Ultimately, endoscopic ultrasound’s inherent potential serves as a springboard for countless other, more novel applications. “Now the idea is, if you can see a needle going into something to take a piece of tissue out, it also enables you to do a lot of things by putting things in,” says Waxman. In other words, if EUS fine aspiration needles can be used to take biopsies, why couldn’t they be used for therapeutic injections as well?
Advances in endoscopic procedures are shrinking the gap between diagnosis and treatment, and according to Dr. Rajeev Attam, assistant professor of the gastroenterology, hepatology and nutrition division at University of Minnesota, all signs point toward endoscopy moving toward an increasingly therapeutic, not exclusively diagnostic, practice.“In real terms, we should not be doing diagnostic procedures anyway. It should all be therapeutic endoscopy – in the end endoscopy should provide treatment,” he says.

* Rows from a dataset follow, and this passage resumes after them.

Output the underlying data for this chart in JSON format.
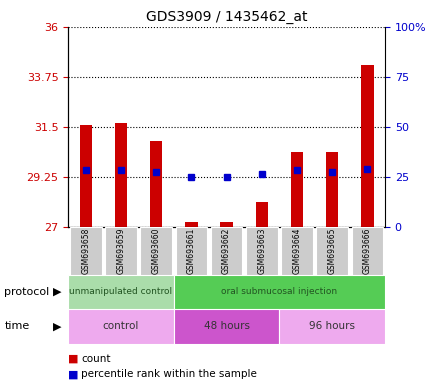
{
  "title": "GDS3909 / 1435462_at",
  "samples": [
    "GSM693658",
    "GSM693659",
    "GSM693660",
    "GSM693661",
    "GSM693662",
    "GSM693663",
    "GSM693664",
    "GSM693665",
    "GSM693666"
  ],
  "bar_values": [
    31.6,
    31.65,
    30.85,
    27.22,
    27.22,
    28.1,
    30.35,
    30.35,
    34.3
  ],
  "blue_values": [
    29.55,
    29.55,
    29.45,
    29.25,
    29.25,
    29.38,
    29.55,
    29.45,
    29.6
  ],
  "bar_baseline": 27.0,
  "ylim_left": [
    27.0,
    36.0
  ],
  "ylim_right": [
    0,
    100
  ],
  "yticks_left": [
    27,
    29.25,
    31.5,
    33.75,
    36
  ],
  "ytick_labels_left": [
    "27",
    "29.25",
    "31.5",
    "33.75",
    "36"
  ],
  "yticks_right": [
    0,
    25,
    50,
    75,
    100
  ],
  "ytick_labels_right": [
    "0",
    "25",
    "50",
    "75",
    "100%"
  ],
  "left_color": "#cc0000",
  "right_color": "#0000cc",
  "bar_color": "#cc0000",
  "dot_color": "#0000cc",
  "protocol_groups": [
    {
      "label": "unmanipulated control",
      "start": 0,
      "end": 3,
      "color": "#aaddaa"
    },
    {
      "label": "oral submucosal injection",
      "start": 3,
      "end": 9,
      "color": "#55cc55"
    }
  ],
  "time_groups": [
    {
      "label": "control",
      "start": 0,
      "end": 3,
      "color": "#eeaaee"
    },
    {
      "label": "48 hours",
      "start": 3,
      "end": 6,
      "color": "#cc55cc"
    },
    {
      "label": "96 hours",
      "start": 6,
      "end": 9,
      "color": "#eeaaee"
    }
  ],
  "legend_items": [
    {
      "color": "#cc0000",
      "label": "count"
    },
    {
      "color": "#0000cc",
      "label": "percentile rank within the sample"
    }
  ],
  "protocol_label": "protocol",
  "time_label": "time",
  "bg_color": "#ffffff",
  "plot_area_bg": "#ffffff",
  "bar_width": 0.35,
  "dot_size": 4
}
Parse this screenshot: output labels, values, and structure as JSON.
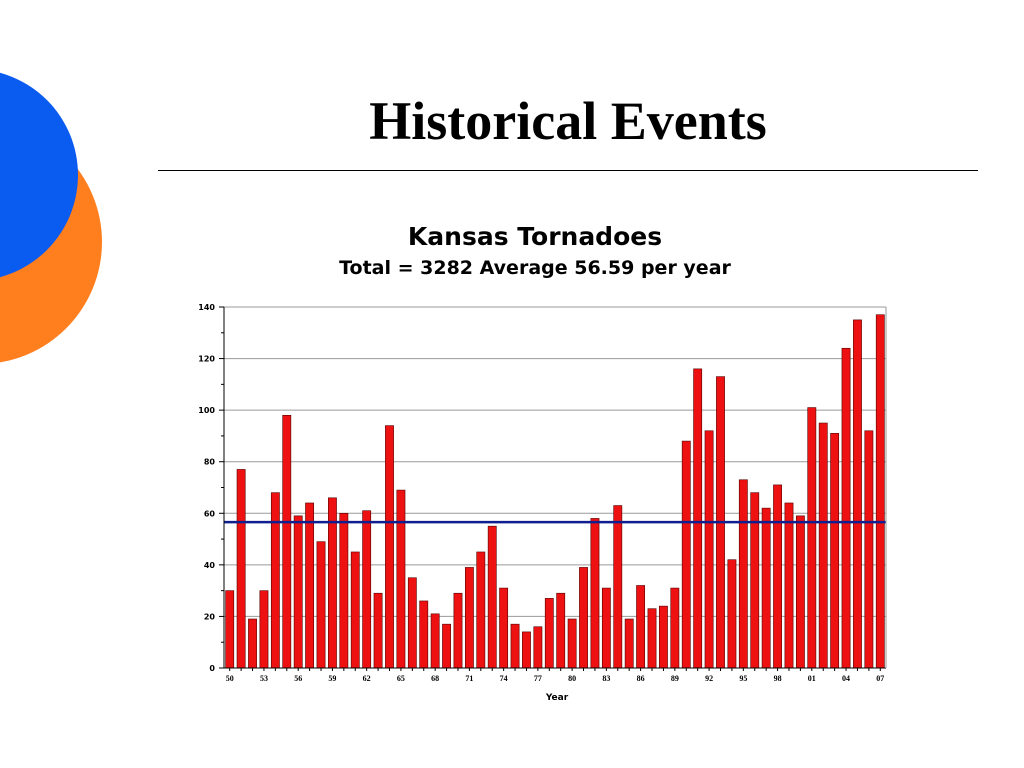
{
  "slide": {
    "title": "Historical Events",
    "colors": {
      "decor_blue": "#0a5cf0",
      "decor_orange": "#ff7f1f"
    }
  },
  "chart_data": {
    "type": "bar",
    "title": "Kansas Tornadoes",
    "subtitle": "Total = 3282  Average 56.59 per year",
    "xlabel": "Year",
    "ylabel": "",
    "ylim": [
      0,
      140
    ],
    "yticks": [
      0,
      20,
      40,
      60,
      80,
      100,
      120,
      140
    ],
    "grid": true,
    "legend": "none",
    "categories": [
      "50",
      "51",
      "52",
      "53",
      "54",
      "55",
      "56",
      "57",
      "58",
      "59",
      "60",
      "61",
      "62",
      "63",
      "64",
      "65",
      "66",
      "67",
      "68",
      "69",
      "70",
      "71",
      "72",
      "73",
      "74",
      "75",
      "76",
      "77",
      "78",
      "79",
      "80",
      "81",
      "82",
      "83",
      "84",
      "85",
      "86",
      "87",
      "88",
      "89",
      "90",
      "91",
      "92",
      "93",
      "94",
      "95",
      "96",
      "97",
      "98",
      "99",
      "00",
      "01",
      "02",
      "03",
      "04",
      "05",
      "06",
      "07"
    ],
    "x_tick_labels": [
      "50",
      "53",
      "56",
      "59",
      "62",
      "65",
      "68",
      "71",
      "74",
      "77",
      "80",
      "83",
      "86",
      "89",
      "92",
      "95",
      "98",
      "01",
      "04",
      "07"
    ],
    "values": [
      30,
      77,
      19,
      30,
      68,
      98,
      59,
      64,
      49,
      66,
      60,
      45,
      61,
      29,
      94,
      69,
      35,
      26,
      21,
      17,
      29,
      39,
      45,
      55,
      31,
      17,
      14,
      16,
      27,
      29,
      19,
      39,
      58,
      31,
      63,
      19,
      32,
      23,
      24,
      31,
      88,
      116,
      92,
      113,
      42,
      73,
      68,
      62,
      71,
      64,
      59,
      101,
      95,
      91,
      124,
      135,
      92,
      137
    ],
    "average": 56.59,
    "bar_color": "#ee1111",
    "bar_edge_color": "#550000",
    "average_line_color": "#0f1f8f"
  }
}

Indeed, several years of clinical trials have examined how EUS-guided needles could drain cysts and bile ducts, but now these trials are also increasingly expanding their focus to include EUS-guided anti-tumor injection and ablative therapies. Although further clinical trials need to be run before these treatments see widespread adoption, overall, EUS-guided chemotherapy is a rapidly expanding field likely to play a major role in cancer treatments of the future.